What were your aims in including extracts from conferences by the philosophers Jean-Christophe Goddard and Elsa Dorlin?
There were many aims but here we can say that the geological structure is also an attempt at genealogy – the genealogy and geology of morality, as woven by the Nietzsche-Deleuze-Guattari constellation. Things didn’t happen by accident, there’s a whole history in the substructure that’s never stopped declaring human rights while at the same time flouting them in other lands and seas. Where do today’s repressive migration measures and policies come from? There are other questions that are not presented clearly. In any case, it’s important to grasp the discourses. The speeches by Jean-Christophe Goddard and Elsa Dorlin, and the nature of their work, which includes counter-anthropology, take a close look at the relationship between what we call the global North and the global South.

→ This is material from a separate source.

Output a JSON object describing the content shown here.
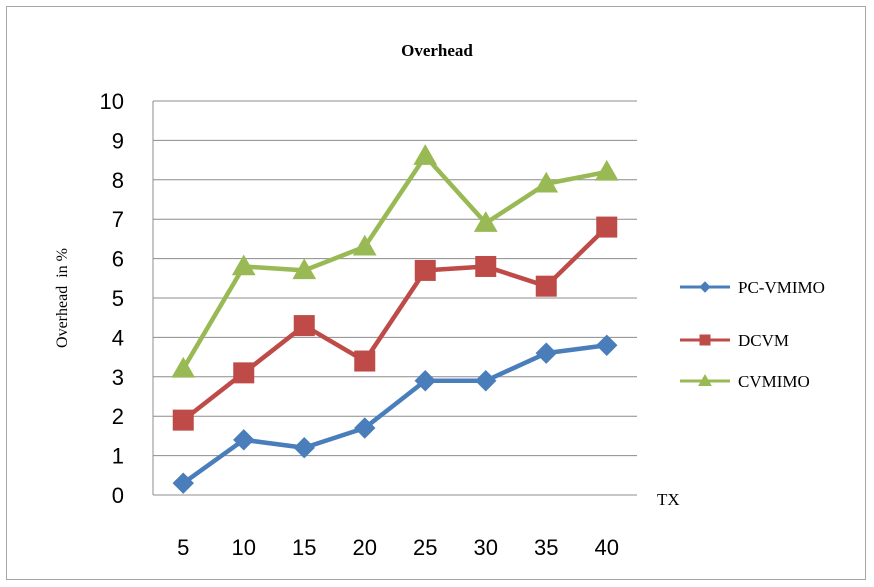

What resonance did you want to give to the dance performance Psaumes #2 – Happi, la tristesse du roi by Heddy Maalem with James Carlès?
His work and his presence are extraordinary; as spectators, we were moved when we discovered this performance. Beyond that, there was a miraculous “resonance” between the text and this scene, a mystery that emerged during the editing thanks to the music and thanks to him. The result is powerful, and it’s visible right down to the folds of the mountains: the buried image we guess at, the history we guess at, what’s archived underneath. Resonance, in fact – it rhythmically ties and unties everything.
Geology of Separation was mostly shot digitally, but sometimes on film. Why the passages in 16mm?
In this film, using it makes it possible to link up the breaks and differentiations in constructing a memoir, but also the vertical image-sound relations.
Why did you choose to shoot in black and white, with long sequence-shots?
Obviously, we could talk a lot about the duration, an economy of action and also the distance generated by black and white… It’s possible to explain in theory, but in reality… for us, there’s no other way to make films. It was the same for our first film. We sometimes wonder if we choose a style, or if it imposes itself on us.